18 Jul 2016
For most people, hair isn’t just hair. It’s something significant and complex and rooted in many layers of personal and cultural meaning. As stylists, we should never underestimate the unique attachment a client may have with his or her hair, and we should always be as sensitive to our clients’ distinct needs as possible. In order to do that, we need to be informed! So here are some questions you can ask your client to start a more in-depth conversation about their #hair goals.

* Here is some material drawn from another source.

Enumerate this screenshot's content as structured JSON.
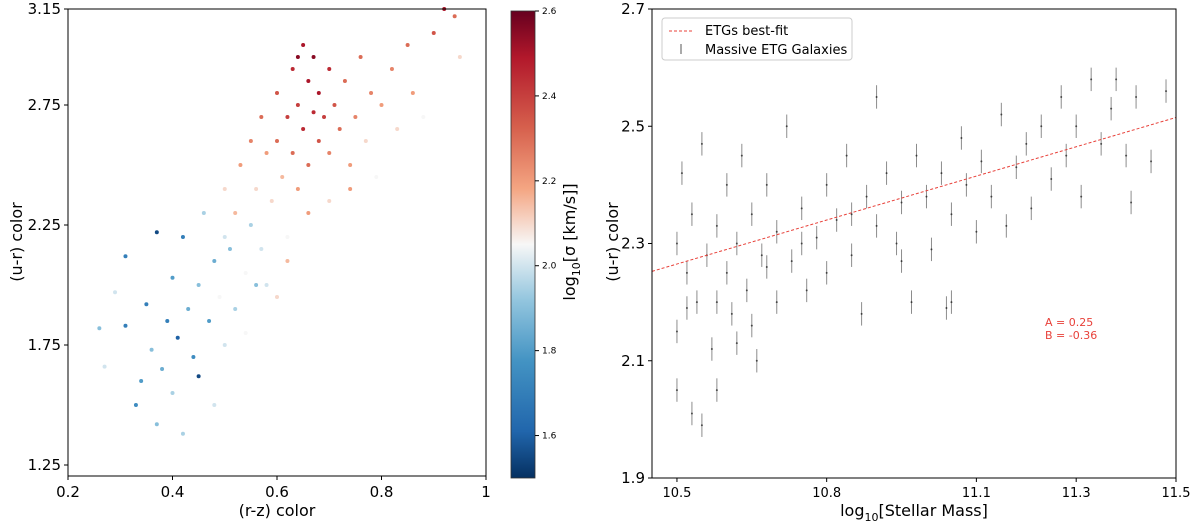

What do you like about your hair?
This question is practical in that it gives you some criteria for your performance as a stylist. If there’s something that a client likes about their hair, you’ll want to play that up in the final look! But, beyond that, this question can give you some insight into how your client values their hair. Oftentimes, they’ll see their hair as an extension or symbol of their identity, since we all like to express ourselves through our physical appearance. Some people will feel more attached to their hair than others, so pay attention to the tone that they use when answering this question.
When does your hair look its best?
Again, this question gives you a clear view of your end goal. You want to recreate, or even improve upon, your client’s best hair scenario, so it helps to find out what that entails. Interestingly though, while some clients will answer in hair-specific terms, like “My hair looks best when it’s not-frizzy, and when the waves at the bottom move in the same direction,” some people will answer this question in a more situational way, as in, “My hair looks best after a day at the beach,” or, “My hair looks best when I’ve just woken up.” That doesn’t really give you a specific description of the hair itself so much as an image of when your client feels most confident about their hair, which may suggest that the client’s relationship with their hair is more symbolic than technical.
What are some problems you usually face with your hair?
Take a look into the darker side of your client’s relationship with their hair. What qualities do they dislike about their hair, or in what ways do they struggle to keep it under control? In addition to giving you clear guidelines for your performance (as in, avoid haircuts or products that exacerbate such and such problem), this question can hint at the emotional turmoil a client may experience with their hair. Perhaps your client suffers from post-chemotherapy hair thinness, or struggles with trichotillomania. Their hair struggles are not just hair struggles, but psychological and emotional ones that are often expressed through the hair. As such, you’ll need to treat these clients with particular care.
What was the worst situation your hair has been in?
As with the last question, this one can be telling for people with unique hair-related struggles. How does your client classify their worst hair experience? Was it a bad color job just before a big event? A haircut gone wrong after a big breakup? Some clients might even get emotional over this question, especially if they experienced something traumatic relating to their hair or body, so it’s best not to demand an answer. But take note of how they react to get a better sense of the value of their hair.
What or who does your hair remind you of?
Hair isn’t just about personal identity. It can be a family trait, a marker of group identity, and provide the client with a feeling of comfort or belonging. Maybe your client is religious and associates their hair with their faith. Maybe your client’s hair reminds them of their role model. Or maybe their hair reminds them of a style they wore in their childhood. All of these factors go into the value that your client sees in their hair, and the integrity that you want to uphold in your treatment of it.
How would you classify your personal style?
Group identity isn’t always so formal. Some clients may define themselves by a particular style or genre, like “punk,” “preppy,” “goth,” etc. Keep in mind, too, that foreign clients may involve themselves in styles that are totally unknown to you, such as “Mori Girl” in Japan or “funk” in Brazil. Ask them what their favorite hair looks are related to their preferred style. Chances are they’ll have plenty to say on the matter.
Where do you work? Does your workplace have a dress code?
As with anything, there may be certain limitations in your client’s hair world. Maybe they can’t dye their hair some crazy color because they work in a swanky-but-traditional office setting. Maybe they can’t grow their hair long because they work with young kids. Find out what determinations go into your client’s hair decisions! You’ll be in a better place to help them out if you know where they’re coming from.
What do you like to do in your spare time?
Lifestyle considerations are important when determining a good haircut or procedure, and they’re important for determining the kind of relationship your client has with their hair. If your client loves her long hair but hates how it gets in the way of her exercise regimen, her overall relationship with her locks may not be so simple. Or, conversely, maybe your client likes her short bob during work hours, but resents it somewhat during her weekly dress-up occasions since her hairstyle options are limited. Your professional advice could be helpful in situations like these.
What is the most important thing when it comes to your hair and overall appearance?
This is perhaps the most important question of all, as it clues you in to your client’s priorities. Since hair can represent personal, group, and even religious identity, as well as lifestyle and fashion preferences, chances are that there are some conflicting goals or interests relating to your client’s hair. Help your client unparse all of that by inviting them to choose the most important considerations for their hair. Some clients may value comfort over anything else, others flexibility, or confidence, or any number of other things. Some clients may value someone else’s opinion of their hair, like their partner’s or their mother’s, etc. Occasionally, a client may value your professional opinion first. Always ask.